Case 11: Angiographic filling defect due to stent edge dissection in ostial LM
A 54-year-old female presented for an elective PCI for unstable angina to an outside hospital. Coronary angiography revealed an ostial LAD stenosis of 80% with positive iFR. During wiring of the LAD, manipulation of guide catheter resulted in a dissection of the LM propagating into the LAD, and LCx. Following LM dissection, the patient started having chest pain and dyspnea and went into shock. The patient was emergently intubated and cannulated with femoral Impella CP. Salvage PCI was performed with implanting four DESs into the LAD, LCx and LM, and the patient was transferred to our hospital for further shock management. Coronary angiogram showed angiographic haziness in the ostial LM, and further evaluation was performed using IVUS. IVUS images detected a proximal stent edge dissection in the LM with a dissection flap and possible hematoma formation outside the stent. In addition, IVUS showed LM stent underexpansion and malapposition in its proximal segment.
Manual IVUS Pre Pullback
Based on the angiography and IVUS, we performed pre-dilatation with a 5.0mm non-compliant balloon followed by deployment of a 4.0mm x 12mm DES in the ostial LM. Post-stent IVUS confirmed complete lesion coverage by the newly implanted stent with a minimal protrusion into the aorta.
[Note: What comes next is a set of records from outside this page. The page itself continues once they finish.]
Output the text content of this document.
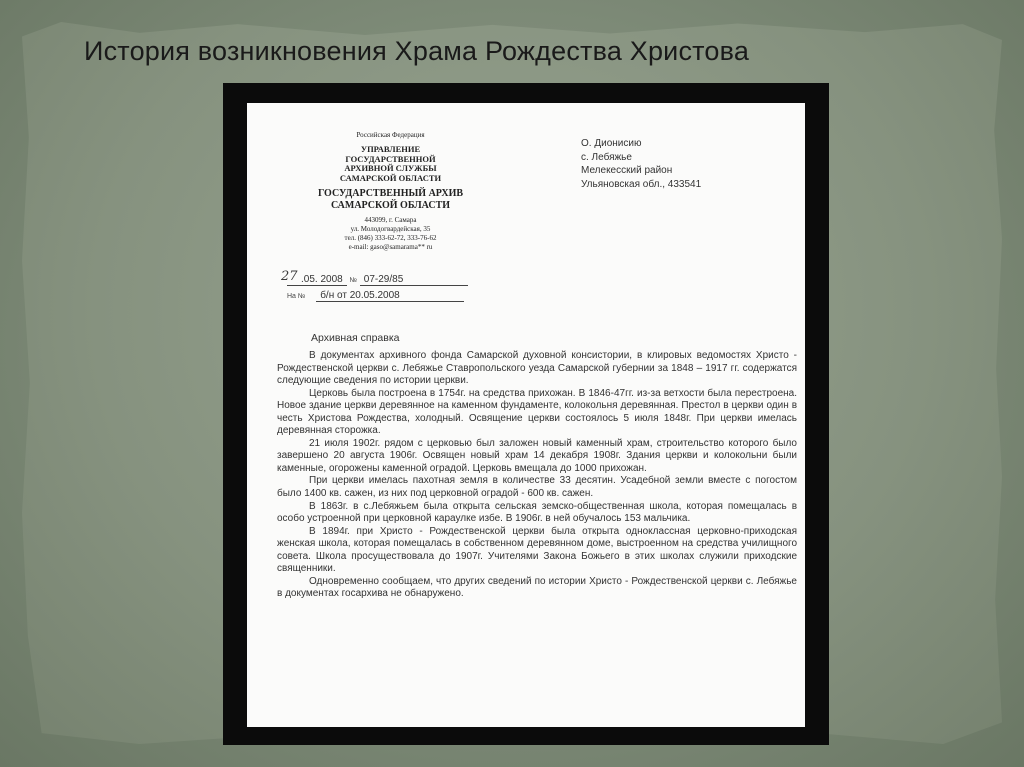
История возникновения Храма Рождества Христова
Российская Федерация
УПРАВЛЕНИЕ
ГОСУДАРСТВЕННОЙ
АРХИВНОЙ СЛУЖБЫ
САМАРСКОЙ ОБЛАСТИ
ГОСУДАРСТВЕННЫЙ АРХИВ
САМАРСКОЙ ОБЛАСТИ
443099, г. Самара
ул. Молодогвардейская, 35
тел. (846) 333-62-72, 333-76-62
e-mail: gaso@samarama** ru
О. Дионисию
с. Лебяжье
Мелекесский район
Ульяновская обл., 433541
27 .05. 2008 № 07-29/85
На № б/н от 20.05.2008
Архивная справка

В документах архивного фонда Самарской духовной консистории, в клировых ведомостях Христо - Рождественской церкви с. Лебяжье Ставропольского уезда Самарской губернии за 1848 – 1917 гг. содержатся следующие сведения по истории церкви.

Церковь была построена в 1754г. на средства прихожан. В 1846-47гг. из-за ветхости была перестроена. Новое здание церкви деревянное на каменном фундаменте, колокольня деревянная. Престол в церкви один в честь Христова Рождества, холодный. Освящение церкви состоялось 5 июля 1848г. При церкви имелась деревянная сторожка.

21 июля 1902г. рядом с церковью был заложен новый каменный храм, строительство которого было завершено 20 августа 1906г. Освящен новый храм 14 декабря 1908г. Здания церкви и колокольни были каменные, огорожены каменной оградой. Церковь вмещала до 1000 прихожан.

При церкви имелась пахотная земля в количестве 33 десятин. Усадебной земли вместе с погостом было 1400 кв. сажен, из них под церковной оградой - 600 кв. сажен.

В 1863г. в с.Лебяжьем была открыта сельская земско-общественная школа, которая помещалась в особо устроенной при церковной караулке избе. В 1906г. в ней обучалось 153 мальчика.

В 1894г. при Христо - Рождественской церкви была открыта одноклассная церковно-приходская женская школа, которая помещалась в собственном деревянном доме, выстроенном на средства училищного совета. Школа просуществовала до 1907г. Учителями Закона Божьего в этих школах служили приходские священники.

Одновременно сообщаем, что других сведений по истории Христо - Рождественской церкви с. Лебяжье в документах госархива не обнаружено.
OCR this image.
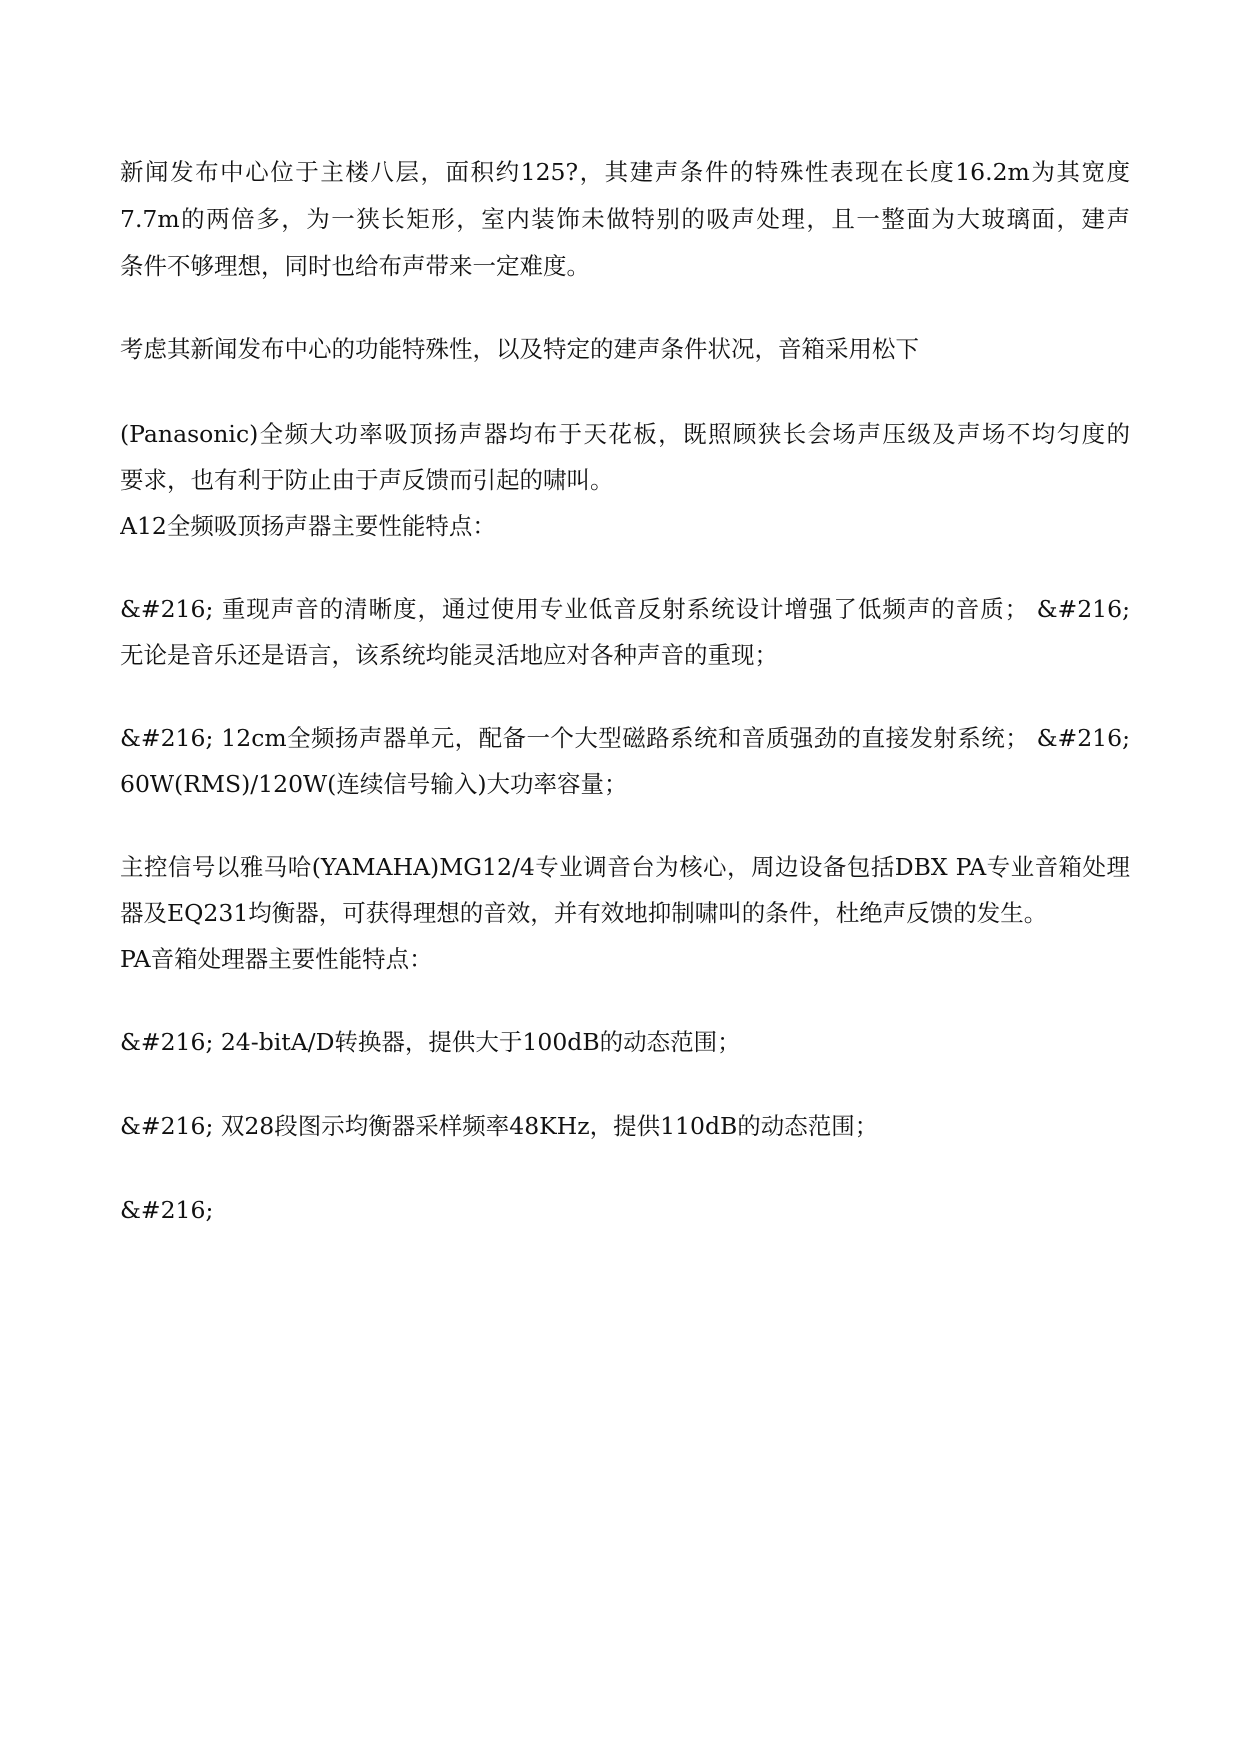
新闻发布中心位于主楼八层，面积约125?，其建声条件的特殊性表现在长度16.2m为其宽度
7.7m的两倍多，为一狭长矩形，室内装饰未做特别的吸声处理，且一整面为大玻璃面，建声
条件不够理想，同时也给布声带来一定难度。
考虑其新闻发布中心的功能特殊性，以及特定的建声条件状况，音箱采用松下
(Panasonic)全频大功率吸顶扬声器均布于天花板，既照顾狭长会场声压级及声场不均匀度的
要求，也有利于防止由于声反馈而引起的啸叫。
A12全频吸顶扬声器主要性能特点：
&#216; 重现声音的清晰度，通过使用专业低音反射系统设计增强了低频声的音质； &#216;
无论是音乐还是语言，该系统均能灵活地应对各种声音的重现；
&#216; 12cm全频扬声器单元，配备一个大型磁路系统和音质强劲的直接发射系统； &#216;
60W(RMS)/120W(连续信号输入)大功率容量；
主控信号以雅马哈(YAMAHA)MG12/4专业调音台为核心，周边设备包括DBX PA专业音箱处理
器及EQ231均衡器，可获得理想的音效，并有效地抑制啸叫的条件，杜绝声反馈的发生。
PA音箱处理器主要性能特点：
&#216; 24-bitA/D转换器，提供大于100dB的动态范围；
&#216; 双28段图示均衡器采样频率48KHz，提供110dB的动态范围；
&#216;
Stent expansion was satisfactory (MSA 11.0 mm²); no strut malapposition was detected by IVUS. Final angiogram had even distribution of contrast without any filling defect in the LM.
IVUS Post Pullback
In this case, IVUS allowed us to identify dissection and hematoma as potential causes of the haziness in the ostia LM and to confirm that the dissection entry was well covered after stent placement. We used an electronic scanning type IVUS for this emergency LM case due to its faster catheter preparation and no possibility for air bubble artifacts.